Mrs. Talya Samanina and her adolescent daughter Malka, flew especially to Moscow from their city of Orsk in the Ural mountains region, in order to participate in the open doors orientation seminar at FJC’s Machon Chamesh Institute. They arrived with Saratov Airlines and planned to return home Sunday, on the only flight for that day.
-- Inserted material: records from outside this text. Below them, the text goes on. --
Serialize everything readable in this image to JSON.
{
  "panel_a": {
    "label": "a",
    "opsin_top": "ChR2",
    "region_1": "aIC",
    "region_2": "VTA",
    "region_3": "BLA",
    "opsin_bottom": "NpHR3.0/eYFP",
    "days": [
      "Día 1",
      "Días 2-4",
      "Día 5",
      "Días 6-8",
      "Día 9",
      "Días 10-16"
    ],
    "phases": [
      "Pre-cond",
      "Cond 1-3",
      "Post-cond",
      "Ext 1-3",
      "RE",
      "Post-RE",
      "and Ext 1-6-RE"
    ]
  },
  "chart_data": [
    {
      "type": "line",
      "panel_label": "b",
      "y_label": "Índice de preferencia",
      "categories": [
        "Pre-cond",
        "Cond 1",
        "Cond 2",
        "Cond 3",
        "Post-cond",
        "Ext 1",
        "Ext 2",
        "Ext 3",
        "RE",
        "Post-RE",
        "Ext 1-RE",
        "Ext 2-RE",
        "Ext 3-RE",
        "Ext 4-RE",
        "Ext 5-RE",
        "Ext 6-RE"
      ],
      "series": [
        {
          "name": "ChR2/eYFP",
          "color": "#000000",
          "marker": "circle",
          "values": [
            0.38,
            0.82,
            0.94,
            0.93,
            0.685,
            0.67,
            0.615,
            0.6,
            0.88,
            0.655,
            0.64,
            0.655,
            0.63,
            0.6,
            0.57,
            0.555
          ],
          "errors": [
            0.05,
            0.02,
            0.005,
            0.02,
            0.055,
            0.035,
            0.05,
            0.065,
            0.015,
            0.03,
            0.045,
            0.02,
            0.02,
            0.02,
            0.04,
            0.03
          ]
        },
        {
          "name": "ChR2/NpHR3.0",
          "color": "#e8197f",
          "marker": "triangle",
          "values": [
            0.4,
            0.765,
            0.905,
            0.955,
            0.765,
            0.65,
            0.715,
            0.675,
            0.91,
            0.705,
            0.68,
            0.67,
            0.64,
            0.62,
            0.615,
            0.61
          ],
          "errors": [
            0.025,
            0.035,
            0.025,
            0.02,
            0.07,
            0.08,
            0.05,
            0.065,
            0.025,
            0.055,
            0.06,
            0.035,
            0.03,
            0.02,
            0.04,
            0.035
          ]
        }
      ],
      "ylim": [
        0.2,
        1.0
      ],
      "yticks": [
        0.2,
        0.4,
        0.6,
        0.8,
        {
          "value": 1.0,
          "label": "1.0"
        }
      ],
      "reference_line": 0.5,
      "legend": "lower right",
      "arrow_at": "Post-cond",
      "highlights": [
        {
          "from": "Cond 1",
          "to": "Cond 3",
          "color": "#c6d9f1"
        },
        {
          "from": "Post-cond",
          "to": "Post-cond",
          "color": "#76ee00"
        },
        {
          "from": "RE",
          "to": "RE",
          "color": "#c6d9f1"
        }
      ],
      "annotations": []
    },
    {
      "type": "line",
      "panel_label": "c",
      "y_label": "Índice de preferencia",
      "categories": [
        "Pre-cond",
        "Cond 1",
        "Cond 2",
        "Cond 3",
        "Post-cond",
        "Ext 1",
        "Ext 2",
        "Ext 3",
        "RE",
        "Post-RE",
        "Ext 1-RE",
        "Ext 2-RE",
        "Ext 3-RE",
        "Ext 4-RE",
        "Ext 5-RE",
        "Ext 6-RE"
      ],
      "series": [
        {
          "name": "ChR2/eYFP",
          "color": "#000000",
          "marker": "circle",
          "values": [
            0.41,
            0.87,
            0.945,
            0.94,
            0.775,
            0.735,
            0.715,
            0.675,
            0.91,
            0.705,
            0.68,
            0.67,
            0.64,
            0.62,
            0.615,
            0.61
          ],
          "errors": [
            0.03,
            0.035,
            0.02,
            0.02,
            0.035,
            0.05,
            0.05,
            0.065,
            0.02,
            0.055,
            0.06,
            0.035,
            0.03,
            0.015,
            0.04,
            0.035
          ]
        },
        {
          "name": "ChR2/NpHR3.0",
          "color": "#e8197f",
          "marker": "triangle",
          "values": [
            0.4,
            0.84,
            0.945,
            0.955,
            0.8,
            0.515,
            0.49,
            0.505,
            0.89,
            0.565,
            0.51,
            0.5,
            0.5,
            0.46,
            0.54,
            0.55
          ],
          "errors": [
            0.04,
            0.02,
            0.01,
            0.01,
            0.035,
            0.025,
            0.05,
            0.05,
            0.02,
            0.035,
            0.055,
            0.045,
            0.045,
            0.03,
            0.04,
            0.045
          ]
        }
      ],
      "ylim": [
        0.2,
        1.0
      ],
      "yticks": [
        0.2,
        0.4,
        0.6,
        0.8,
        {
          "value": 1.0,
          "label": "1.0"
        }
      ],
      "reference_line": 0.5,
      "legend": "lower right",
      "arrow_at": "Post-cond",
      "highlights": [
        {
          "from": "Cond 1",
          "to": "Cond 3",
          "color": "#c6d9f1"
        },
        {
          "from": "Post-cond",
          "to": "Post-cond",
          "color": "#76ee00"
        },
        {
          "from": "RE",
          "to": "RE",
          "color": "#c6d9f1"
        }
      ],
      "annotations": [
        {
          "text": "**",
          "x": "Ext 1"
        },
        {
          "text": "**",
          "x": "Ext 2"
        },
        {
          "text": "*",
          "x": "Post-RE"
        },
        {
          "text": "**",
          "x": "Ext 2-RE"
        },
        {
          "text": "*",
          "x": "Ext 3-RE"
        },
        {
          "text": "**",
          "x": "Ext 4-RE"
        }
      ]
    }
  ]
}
Rabbi Mendy Wilansky, who heads FJC’s YAHAD young adults programs platform, said one of the staff at YAHAD, which helps the Institute organize the orientation seminars, Izik Chernitsky, asked the Samanina family to postpone their tickets by one day in order to stay until the end of the seminar, which also included a tour of Moscow’s Jewish sights. The mother and daughter agreed. On Sunday they heard the news and understood that this decision had saved their lives. The flight that they originally planned to fly with crashed a few minutes after takeoff from the Domodedovo airport of Moscow, and all of its 71 passengers were killed.
Chief Rabbi of Russia Berel Lazar and head of FJC Russia Alexander Boroda extended condolences on behalf of local Jewish communities to the families of the victims. Based on available information there were no Jewish passengers on the flight.
“At YAHAD we apply continuous efforts to save the lives of Jewish families in the spiritual sense. But sometimes you get a wake-up call – the real miracle we witnessed as this family was saved physically puts things in perspective and provides inspiration to proceed with our work,” Rabbi Wilansky said.